We want to find $P(-1 < X < 1)$. We can use the CDF, $F(x) = \frac{1}{\pi} \arctan(x) + 0.5$.

$P(-1 < X < 1) = F(1) - F(-1)$

Evaluate $F(1)$:
$F(1) = \frac{1}{\pi} \arctan(1) + 0.5$
We know $\arctan(1) = \pi / 4$.
$F(1) = \frac{1}{\pi} (\frac{\pi}{4}) + 0.5 = 0.25 + 0.5 = 0.75$

Evaluate $F(-1)$:
$F(-1) = \frac{1}{\pi} \arctan(-1) + 0.5$
We know $\arctan(-1) = -\pi / 4$.
$F(-1) = \frac{1}{\pi} (-\frac{\pi}{4}) + 0.5 = -0.25 + 0.5 = 0.25$

Subtract them:
$P(-1 < X < 1) = 0.75 - 0.25 = 0.50$

Exactly 50% of the data falls between -1 and 1. (Notice how this compares to the Standard Normal, where 68% falls between -1 and 1. The Cauchy is much more spread out!)

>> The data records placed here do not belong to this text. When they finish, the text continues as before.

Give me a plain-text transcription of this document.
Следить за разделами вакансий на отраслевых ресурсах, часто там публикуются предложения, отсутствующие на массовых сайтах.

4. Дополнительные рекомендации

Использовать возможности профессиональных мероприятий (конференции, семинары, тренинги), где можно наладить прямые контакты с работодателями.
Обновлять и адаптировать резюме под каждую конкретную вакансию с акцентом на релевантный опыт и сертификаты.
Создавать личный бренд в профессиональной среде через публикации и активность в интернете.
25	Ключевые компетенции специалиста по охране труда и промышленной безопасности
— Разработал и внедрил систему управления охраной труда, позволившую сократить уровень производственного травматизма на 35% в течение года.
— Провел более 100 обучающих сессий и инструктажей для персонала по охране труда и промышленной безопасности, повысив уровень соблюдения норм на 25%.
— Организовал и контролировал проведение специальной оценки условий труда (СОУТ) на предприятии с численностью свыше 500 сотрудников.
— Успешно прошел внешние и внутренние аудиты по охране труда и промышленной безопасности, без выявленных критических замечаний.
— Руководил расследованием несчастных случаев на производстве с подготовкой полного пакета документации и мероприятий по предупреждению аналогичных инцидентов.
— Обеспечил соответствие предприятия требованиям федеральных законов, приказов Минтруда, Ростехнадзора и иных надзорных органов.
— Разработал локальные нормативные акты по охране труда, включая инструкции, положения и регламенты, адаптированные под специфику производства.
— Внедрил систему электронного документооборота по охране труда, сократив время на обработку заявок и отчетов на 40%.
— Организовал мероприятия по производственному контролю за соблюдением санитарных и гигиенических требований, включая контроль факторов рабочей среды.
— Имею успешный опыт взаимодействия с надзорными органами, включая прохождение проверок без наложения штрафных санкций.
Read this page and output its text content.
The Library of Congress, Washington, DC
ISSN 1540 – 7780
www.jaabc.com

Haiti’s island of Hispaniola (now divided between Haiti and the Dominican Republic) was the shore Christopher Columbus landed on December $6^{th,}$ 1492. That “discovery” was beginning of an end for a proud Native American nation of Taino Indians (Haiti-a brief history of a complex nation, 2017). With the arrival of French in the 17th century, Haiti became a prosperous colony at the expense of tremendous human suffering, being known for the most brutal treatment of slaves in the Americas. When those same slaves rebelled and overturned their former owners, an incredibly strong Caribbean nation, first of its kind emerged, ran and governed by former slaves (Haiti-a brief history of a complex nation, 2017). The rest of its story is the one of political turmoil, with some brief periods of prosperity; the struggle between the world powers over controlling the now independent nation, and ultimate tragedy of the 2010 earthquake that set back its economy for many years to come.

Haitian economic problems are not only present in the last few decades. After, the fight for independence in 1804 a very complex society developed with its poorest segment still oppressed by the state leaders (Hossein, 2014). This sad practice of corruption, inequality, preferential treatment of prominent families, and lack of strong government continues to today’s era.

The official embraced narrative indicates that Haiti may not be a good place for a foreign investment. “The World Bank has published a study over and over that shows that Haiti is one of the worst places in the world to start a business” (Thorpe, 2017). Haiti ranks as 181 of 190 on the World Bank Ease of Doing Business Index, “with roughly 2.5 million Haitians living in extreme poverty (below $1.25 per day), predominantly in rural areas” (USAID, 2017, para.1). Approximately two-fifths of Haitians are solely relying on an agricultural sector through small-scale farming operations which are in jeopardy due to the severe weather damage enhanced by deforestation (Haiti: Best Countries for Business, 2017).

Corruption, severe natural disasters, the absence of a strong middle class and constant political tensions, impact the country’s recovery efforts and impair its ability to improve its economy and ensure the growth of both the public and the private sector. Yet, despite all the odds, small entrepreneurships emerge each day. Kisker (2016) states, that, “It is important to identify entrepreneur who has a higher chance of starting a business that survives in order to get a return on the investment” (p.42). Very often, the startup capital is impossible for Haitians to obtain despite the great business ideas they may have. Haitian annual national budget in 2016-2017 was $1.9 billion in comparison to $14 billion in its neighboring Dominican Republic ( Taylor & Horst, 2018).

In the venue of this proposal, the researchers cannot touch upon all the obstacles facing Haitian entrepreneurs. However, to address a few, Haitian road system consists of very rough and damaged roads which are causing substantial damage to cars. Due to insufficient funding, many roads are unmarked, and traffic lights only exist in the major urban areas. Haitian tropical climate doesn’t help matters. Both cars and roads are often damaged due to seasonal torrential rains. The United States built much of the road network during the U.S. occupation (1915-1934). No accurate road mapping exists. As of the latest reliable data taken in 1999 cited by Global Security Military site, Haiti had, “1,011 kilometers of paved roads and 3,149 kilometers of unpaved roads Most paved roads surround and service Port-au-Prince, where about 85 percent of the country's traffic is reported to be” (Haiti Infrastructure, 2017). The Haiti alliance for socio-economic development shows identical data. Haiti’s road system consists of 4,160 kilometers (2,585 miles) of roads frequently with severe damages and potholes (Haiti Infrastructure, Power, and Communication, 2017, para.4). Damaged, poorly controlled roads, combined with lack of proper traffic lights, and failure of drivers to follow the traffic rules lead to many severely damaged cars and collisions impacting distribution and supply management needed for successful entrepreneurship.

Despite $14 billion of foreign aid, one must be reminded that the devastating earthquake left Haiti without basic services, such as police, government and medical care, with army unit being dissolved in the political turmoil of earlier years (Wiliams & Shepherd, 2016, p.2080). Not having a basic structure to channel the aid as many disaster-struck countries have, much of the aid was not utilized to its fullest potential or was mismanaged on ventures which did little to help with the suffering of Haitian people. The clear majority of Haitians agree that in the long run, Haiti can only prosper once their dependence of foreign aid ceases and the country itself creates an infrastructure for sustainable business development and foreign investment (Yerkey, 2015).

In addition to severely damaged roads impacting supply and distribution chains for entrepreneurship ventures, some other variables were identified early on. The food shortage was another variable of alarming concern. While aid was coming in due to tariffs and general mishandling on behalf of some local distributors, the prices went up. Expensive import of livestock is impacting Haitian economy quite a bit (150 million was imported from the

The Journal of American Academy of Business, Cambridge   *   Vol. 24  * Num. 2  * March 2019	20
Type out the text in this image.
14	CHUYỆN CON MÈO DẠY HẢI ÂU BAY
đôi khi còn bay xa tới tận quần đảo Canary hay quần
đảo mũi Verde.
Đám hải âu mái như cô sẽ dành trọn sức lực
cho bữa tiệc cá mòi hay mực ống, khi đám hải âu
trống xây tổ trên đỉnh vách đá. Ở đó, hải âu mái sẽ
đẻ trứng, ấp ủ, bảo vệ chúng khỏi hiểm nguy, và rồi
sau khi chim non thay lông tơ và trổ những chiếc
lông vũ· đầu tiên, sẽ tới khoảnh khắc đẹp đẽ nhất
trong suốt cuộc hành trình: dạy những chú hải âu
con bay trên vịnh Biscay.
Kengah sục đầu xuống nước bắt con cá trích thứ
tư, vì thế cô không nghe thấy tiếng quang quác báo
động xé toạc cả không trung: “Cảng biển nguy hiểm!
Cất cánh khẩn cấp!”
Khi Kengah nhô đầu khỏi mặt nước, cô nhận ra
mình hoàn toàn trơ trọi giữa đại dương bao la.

For the Standard Cauchy distribution, we need to find $P(X > 10)$.
We use the complement of the CDF: $1 - F(10)$.

$F(10) = \frac{1}{\pi} \arctan(10) + 0.5$

First, we evaluate $\arctan(10)$. Using a calculator, $\arctan(10) \approx 1.471$ radians.

Now, calculate the CDF:
$F(10) = \frac{1}{\pi} (1.471) + 0.5 \approx 0.468 + 0.5 = 0.968$

So, $P(X > 10) = 1 - 0.968 = 0.032$, which is about 3.2%.

For the Standard Normal distribution:
We are given that $P(Z > 10) \approx 7.6 \times 10^{-24}$. This is incredibly, unimaginably small.

Comparison:
The Cauchy probability (3.2%) is roughly $4 \times 10^{21}$ times larger than the Normal probability! This stark contrast perfectly illustrates what 'heavy tails' mean: extreme outliers are dramatically more common in a Cauchy distribution than in a Normal one.